I’ve been getting really frustrated lately. In all honesty, I’ve been frustrated almost since I started writing. Writing, indeed, seems like one long exercise in frustration. When you think everything is going swimmingly, it seems to be an almost sure-fire sign that you haven’t the first clue about what you’re doing. The minute you get said clue, everything becomes so freaking hard. Every little thing becomes a struggle and every time you look up thinking, oh thank god, at least that’s that sorted, you see someone in front of you who was apparently born knowing all of this and just published their thirteenth book to rave reviews.
Sound familiar?
Or am I the only one who feels that way?
Damn.
Oh well, I’ll assume you recognise this feeling (otherwise this would be a very short blog post – “Oh, you don’t feel that? Excellent. Carry on.”) and continue.
The thing is, with maths you know when you’re improving. You get addition and subtraction, multiplication and division. Long multiplication and long division take a little longer (I was about 25 when I finally mastered long division – please don’t ask why I was still trying at that age) and then you hit things like quadratic equations. Geometry. CALCULUS. There is an order of progression. If you can do calculus, it’s pretty safe to say you’ve mastered 1+1.
But the arts aren’t like that. There are people out there who, having not just written but released books, appear to have only the skimpiest awareness of spelling rules, but we’ll gloss over that for the moment.
My point is, with the arts you often don’t realise you’ve achieved what you’d set out to until someone comes up to you in tears, goes down on their knees and begs you to kill them because they just finished your book and they’ll never read anything better so they might as well end it now and by your hand would be the most fitting way.
(No, this has never happened to me. But I have high hopes.)
Okay, seriously. You have goals. You want to be published. Read. Appreciated. Admired? Maybe. Loved? Maybe. So you work at it. You blog. You write. You go on social media. You attend cons. You talk to people. Or slur to people, depending on how much time you’ve been spending in the bar at the aforementioned cons. And you keep writing. And from time to time (or every ten minutes if you’re me) you look around and think…
OH MY GOD EVERYONE I KNOW IS GETTING PUBLISHED OR HAS AN AGENT OR HAS RELEASED THEIR THIRD BOOK AND WHAT AM I DOING WRONG???
And then you get invited to submit to an anthology because one of the friends you made via social media or a con knows someone who’s putting one together. Or one of the friends you made via social media or a con is putting an anthology together and asks if you’d like to submit.

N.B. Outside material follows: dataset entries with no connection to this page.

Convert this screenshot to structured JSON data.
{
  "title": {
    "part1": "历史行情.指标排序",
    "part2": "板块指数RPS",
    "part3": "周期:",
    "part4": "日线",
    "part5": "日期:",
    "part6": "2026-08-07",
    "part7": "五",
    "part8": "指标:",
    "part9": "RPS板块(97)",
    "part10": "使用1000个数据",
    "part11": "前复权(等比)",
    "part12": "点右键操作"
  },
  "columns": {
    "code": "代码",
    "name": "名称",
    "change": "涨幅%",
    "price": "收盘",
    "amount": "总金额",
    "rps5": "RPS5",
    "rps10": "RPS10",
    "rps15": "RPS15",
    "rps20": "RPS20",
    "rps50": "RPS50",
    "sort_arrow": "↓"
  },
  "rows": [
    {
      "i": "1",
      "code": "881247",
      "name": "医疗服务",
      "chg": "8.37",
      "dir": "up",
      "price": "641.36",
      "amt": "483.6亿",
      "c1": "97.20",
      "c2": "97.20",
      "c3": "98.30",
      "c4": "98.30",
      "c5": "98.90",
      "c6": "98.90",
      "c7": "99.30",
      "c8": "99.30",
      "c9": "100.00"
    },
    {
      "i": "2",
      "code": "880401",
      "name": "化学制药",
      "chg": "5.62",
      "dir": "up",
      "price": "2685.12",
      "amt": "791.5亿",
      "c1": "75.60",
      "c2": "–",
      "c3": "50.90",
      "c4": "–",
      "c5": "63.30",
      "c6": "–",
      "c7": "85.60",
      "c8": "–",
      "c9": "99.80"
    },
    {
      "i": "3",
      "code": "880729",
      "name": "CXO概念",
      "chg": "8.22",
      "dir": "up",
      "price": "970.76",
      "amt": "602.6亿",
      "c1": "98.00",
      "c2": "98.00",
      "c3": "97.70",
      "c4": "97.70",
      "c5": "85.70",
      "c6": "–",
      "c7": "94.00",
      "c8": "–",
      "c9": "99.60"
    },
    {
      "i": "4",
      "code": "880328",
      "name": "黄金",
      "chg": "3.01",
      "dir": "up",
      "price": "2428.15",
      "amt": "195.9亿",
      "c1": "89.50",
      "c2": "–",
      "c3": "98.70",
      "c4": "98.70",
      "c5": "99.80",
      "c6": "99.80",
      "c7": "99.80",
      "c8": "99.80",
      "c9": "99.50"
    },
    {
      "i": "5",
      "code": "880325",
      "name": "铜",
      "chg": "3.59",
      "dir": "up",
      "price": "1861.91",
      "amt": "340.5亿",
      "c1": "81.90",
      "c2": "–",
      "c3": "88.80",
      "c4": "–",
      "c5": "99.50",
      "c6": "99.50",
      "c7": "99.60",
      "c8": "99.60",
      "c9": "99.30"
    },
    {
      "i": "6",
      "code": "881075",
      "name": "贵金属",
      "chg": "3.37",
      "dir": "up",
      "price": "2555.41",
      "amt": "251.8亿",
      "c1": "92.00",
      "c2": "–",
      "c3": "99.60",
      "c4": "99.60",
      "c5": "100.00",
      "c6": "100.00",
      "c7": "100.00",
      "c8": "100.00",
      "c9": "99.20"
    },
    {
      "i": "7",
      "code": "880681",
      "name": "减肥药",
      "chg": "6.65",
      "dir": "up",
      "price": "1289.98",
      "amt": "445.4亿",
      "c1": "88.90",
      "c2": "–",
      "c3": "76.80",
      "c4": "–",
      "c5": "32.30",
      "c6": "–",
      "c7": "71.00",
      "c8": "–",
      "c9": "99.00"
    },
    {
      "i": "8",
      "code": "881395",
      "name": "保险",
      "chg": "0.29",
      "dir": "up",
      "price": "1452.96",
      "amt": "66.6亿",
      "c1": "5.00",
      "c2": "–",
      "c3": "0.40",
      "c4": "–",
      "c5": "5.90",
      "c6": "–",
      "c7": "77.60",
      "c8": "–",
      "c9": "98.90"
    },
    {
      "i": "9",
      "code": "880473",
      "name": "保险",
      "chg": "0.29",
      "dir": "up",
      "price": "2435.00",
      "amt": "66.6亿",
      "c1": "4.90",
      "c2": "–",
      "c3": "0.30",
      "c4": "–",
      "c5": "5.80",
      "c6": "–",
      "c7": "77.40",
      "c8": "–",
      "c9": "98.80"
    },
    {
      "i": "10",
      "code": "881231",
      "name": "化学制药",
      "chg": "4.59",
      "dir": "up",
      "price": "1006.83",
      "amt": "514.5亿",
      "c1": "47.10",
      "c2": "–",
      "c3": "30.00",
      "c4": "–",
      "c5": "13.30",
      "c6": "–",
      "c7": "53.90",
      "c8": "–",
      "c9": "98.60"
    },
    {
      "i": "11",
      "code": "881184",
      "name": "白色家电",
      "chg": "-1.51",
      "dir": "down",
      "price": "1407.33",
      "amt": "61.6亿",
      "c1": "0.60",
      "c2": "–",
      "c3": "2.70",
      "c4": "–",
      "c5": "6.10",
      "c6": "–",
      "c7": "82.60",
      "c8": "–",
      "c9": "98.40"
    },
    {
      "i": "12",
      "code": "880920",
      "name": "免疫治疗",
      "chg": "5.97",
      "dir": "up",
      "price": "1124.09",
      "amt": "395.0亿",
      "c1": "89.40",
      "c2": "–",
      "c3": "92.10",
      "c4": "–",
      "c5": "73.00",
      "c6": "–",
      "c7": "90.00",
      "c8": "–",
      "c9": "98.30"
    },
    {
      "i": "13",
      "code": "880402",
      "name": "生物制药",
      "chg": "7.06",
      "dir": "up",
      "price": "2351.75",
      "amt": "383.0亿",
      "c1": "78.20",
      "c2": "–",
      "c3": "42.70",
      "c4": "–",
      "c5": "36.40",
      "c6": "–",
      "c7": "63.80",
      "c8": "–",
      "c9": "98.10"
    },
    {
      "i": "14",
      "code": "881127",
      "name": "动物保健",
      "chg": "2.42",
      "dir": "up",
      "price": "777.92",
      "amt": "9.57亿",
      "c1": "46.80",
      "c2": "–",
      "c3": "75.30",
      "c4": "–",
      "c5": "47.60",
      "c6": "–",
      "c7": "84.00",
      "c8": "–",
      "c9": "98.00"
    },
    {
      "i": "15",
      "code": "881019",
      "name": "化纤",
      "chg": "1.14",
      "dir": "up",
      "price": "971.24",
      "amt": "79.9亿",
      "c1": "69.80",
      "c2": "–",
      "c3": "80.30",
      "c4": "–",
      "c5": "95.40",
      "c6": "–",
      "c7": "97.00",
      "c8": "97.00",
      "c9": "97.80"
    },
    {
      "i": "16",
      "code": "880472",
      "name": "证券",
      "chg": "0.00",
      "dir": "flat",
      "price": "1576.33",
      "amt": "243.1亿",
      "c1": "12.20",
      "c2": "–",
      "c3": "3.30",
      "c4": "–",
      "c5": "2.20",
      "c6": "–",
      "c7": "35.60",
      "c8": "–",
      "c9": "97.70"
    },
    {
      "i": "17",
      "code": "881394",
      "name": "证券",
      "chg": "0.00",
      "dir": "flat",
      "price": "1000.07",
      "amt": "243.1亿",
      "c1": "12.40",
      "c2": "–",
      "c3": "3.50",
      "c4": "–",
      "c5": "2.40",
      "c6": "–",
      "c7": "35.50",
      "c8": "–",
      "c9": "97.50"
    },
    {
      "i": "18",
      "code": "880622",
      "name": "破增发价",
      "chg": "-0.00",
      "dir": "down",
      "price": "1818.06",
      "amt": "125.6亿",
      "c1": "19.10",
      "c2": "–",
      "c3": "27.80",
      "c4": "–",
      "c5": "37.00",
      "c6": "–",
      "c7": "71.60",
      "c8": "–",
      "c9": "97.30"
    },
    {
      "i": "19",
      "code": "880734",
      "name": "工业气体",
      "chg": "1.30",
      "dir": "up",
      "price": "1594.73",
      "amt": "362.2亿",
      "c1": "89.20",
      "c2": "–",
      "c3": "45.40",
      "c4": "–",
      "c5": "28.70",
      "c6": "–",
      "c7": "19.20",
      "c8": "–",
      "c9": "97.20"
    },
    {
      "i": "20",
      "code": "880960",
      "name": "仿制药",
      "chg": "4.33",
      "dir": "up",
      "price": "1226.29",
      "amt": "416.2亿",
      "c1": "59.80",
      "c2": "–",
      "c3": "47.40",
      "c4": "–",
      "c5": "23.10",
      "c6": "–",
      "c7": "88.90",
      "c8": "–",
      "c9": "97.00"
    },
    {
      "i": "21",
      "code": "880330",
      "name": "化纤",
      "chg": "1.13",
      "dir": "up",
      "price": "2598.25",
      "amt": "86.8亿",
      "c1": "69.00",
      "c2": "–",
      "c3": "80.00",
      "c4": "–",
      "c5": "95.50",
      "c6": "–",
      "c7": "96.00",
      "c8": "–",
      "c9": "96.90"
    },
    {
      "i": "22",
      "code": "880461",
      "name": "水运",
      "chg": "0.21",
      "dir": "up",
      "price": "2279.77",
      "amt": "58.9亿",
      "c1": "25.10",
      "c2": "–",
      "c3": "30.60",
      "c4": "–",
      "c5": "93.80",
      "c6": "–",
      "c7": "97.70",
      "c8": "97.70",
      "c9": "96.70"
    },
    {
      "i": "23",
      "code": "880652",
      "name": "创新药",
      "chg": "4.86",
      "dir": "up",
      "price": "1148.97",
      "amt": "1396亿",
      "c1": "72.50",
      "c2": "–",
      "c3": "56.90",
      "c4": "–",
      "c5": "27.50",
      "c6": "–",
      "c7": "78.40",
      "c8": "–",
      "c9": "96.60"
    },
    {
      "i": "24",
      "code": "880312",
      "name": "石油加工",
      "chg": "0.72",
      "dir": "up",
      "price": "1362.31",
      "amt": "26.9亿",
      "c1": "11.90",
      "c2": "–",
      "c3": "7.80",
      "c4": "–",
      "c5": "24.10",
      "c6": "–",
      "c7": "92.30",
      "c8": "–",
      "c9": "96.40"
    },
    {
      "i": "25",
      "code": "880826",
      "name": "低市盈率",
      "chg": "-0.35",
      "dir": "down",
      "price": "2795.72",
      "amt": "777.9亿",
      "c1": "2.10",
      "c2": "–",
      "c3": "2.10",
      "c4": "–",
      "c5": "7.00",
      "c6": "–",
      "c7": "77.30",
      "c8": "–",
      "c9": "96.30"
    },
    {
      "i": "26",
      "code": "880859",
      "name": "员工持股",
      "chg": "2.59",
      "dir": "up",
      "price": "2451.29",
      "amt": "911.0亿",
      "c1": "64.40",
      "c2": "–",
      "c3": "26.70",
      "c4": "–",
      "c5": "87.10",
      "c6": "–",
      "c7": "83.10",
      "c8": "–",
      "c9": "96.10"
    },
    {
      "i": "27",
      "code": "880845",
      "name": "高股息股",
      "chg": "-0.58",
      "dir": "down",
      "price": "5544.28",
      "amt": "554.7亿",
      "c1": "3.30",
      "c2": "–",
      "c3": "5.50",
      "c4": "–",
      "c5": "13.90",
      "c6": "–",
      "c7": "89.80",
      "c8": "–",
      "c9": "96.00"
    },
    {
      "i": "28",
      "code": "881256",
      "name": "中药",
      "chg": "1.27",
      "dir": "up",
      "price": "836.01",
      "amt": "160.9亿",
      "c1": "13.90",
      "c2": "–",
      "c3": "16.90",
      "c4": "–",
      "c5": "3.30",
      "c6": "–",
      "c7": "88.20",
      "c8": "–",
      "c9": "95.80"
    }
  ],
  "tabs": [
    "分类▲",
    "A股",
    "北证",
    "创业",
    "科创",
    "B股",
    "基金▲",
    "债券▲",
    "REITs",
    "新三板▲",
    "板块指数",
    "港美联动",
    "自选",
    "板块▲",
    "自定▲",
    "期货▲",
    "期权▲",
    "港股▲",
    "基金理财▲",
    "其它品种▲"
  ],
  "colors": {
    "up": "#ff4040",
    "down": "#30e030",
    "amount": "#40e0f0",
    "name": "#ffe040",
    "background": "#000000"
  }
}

Or you get introduced to someone’s agent and someone else’s editor (this happens a LOT at cons) and suddenly you look around and realise you’re going to be published. Or that you have someone waiting to look at your work because someone else told them you were good and worth looking at.
Maybe these things haven’t happened to you yet, but they will.
If you keep working.
I don’t know if there’s a mathematical model of it (there probably is) but it seems if you put a consistently high level of effort into something, eventually you will see returns. This is probably the origin of the saying “Practice makes perfect”. It doesn’t just apply to tying your shoelaces. It applies to everything, particularly artistic endeavours. If you keep writing, and working at your craft, your writing will get better. If you keep putting yourself out there and talking to people and meeting people, you will get known. People will know you because, apart from anything else, you’re there to know. You’re visible.
And one day you’ll look around and realise, you are the person getting published. You are the person with an agent and an editor.
And if you’re me you’ll then bitch that you obviously aren’t working hard enough because THAT WOMAN HAS EIGHTEEN BOOKS OUT WHY DIDN’T I START WRITING SOONER? But in general you’ll realise all your hard work up to that point has finally paid off. You can’t see it building up. You only see the result. So keep on working, because those results are building right now. You just can’t see them yet.